Authors Svetlana Speight, Ruth Maisey, Jenny Chanfreau, Sarah Haywood, Chris Lord, David Hussey, NatCen Social Research, July 2015

Published by Department for Education, July 2015

SUMMARY

The Study of Early Education and Development is being undertaken by NatCen Social Research, the University of Oxford, 4Children and Frontier Economics. The aim of the study as a whole is to provide evidence on the short- and longer-term benefits of the government's investment in early education. This report aims to map families' childcare use from birth to two and estimate the take-up of funded places for two-year-olds from lower income families. The researchers also wanted to explore the extent to which home learning environments and child outcome measures vary with families' childcare use and their level of disadvantage.

More than 5,600 families took part in a survey between October 2013 to November 2014, divided into the most disadvantaged, the moderately disadvantaged and the not disadvantaged.

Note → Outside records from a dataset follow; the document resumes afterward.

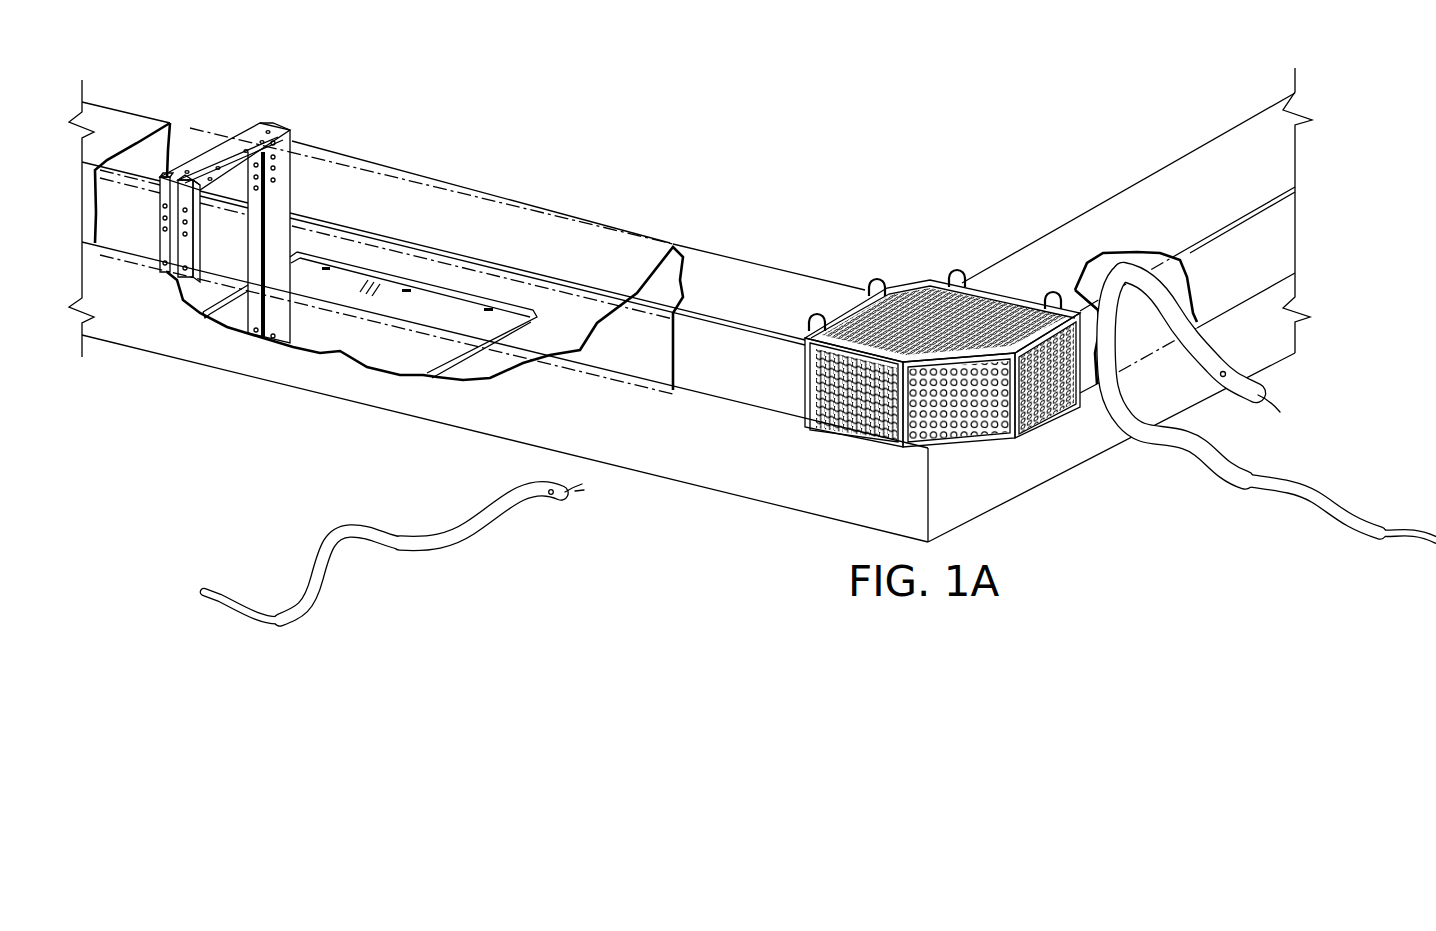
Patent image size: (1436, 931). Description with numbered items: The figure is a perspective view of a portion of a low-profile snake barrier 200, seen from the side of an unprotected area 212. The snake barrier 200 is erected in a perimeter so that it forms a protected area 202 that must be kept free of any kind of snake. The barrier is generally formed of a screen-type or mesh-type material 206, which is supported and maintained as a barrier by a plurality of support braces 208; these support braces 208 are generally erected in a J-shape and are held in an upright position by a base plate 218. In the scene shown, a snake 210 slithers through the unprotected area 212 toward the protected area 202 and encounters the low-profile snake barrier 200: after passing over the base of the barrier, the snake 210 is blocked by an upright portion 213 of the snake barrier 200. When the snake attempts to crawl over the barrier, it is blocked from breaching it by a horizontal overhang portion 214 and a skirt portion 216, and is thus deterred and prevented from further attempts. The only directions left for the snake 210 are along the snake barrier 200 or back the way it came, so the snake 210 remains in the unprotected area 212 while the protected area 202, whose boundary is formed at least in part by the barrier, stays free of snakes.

The low-profile snake barrier 200 is at (765, 534).
The protected area 202 is at (924, 159).
The screen-type or mesh-type material 206 is at (1210, 134).
The support brace 208 is at (304, 132).
The snake 210 is at (437, 548).
The unprotected area 212 is at (365, 494).
The upright portion 213 is at (516, 426).
The horizontal overhang portion 214 is at (1128, 200).
The skirt portion 216 is at (1286, 239).
The base plate 218 is at (433, 308).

Most children were two years old at the time of the interview.

Fifteen per cent of children from the most disadvantaged families received formal childcare between one and two years old, compared with 36 per cent for all children in the study. Group-based formal provision, such as a day nursery or a pre-school, was more common than individual provision, such as a childminder, for all children. At age two the most common types of formal childcare overall were day nursery (25 per cent), nursery school (13 per cent), pre-school (13 per cent) and childminder (eight per cent).

Children from the most disadvantaged families tended to take up formal childcare places at an older age - 22.5 months - compared with those from moderately disadvantaged families at 16.6 months and non-disadvantaged families at 15.3 months. This suggests many of the most disadvantaged children started receiving formal childcare when they qualified for the funded provision. Almost half of children - 48 per cent - from the most disadvantaged families were receiving the government-funded two-year-old entitlement, while 10 per cent were receiving formal childcare but not the funded hours, and 42 per cent were not receiving any formal childcare at age two. The largest proportion of the most disadvantaged families receiving the two-year-old entitlement - 46 per cent - were using a day nursery with 23 per cent at nursery school and the same proportion at pre-school.

Families across all groups who did not use formal childcare were most likely to give personal preference as the reason but a substantial minority cited cost of childcare. Seventeen per cent of the most disadvantaged families said cost was a reason, 34 per cent of moderately disadvantaged families and 26 per cent of the not disadvantaged.

Among the moderately disadvantaged and not disadvantaged groups there was an association between attending formal childcare and higher scores in speech and language assessments, but this link was not present among the most disadvantaged children who attended childcare.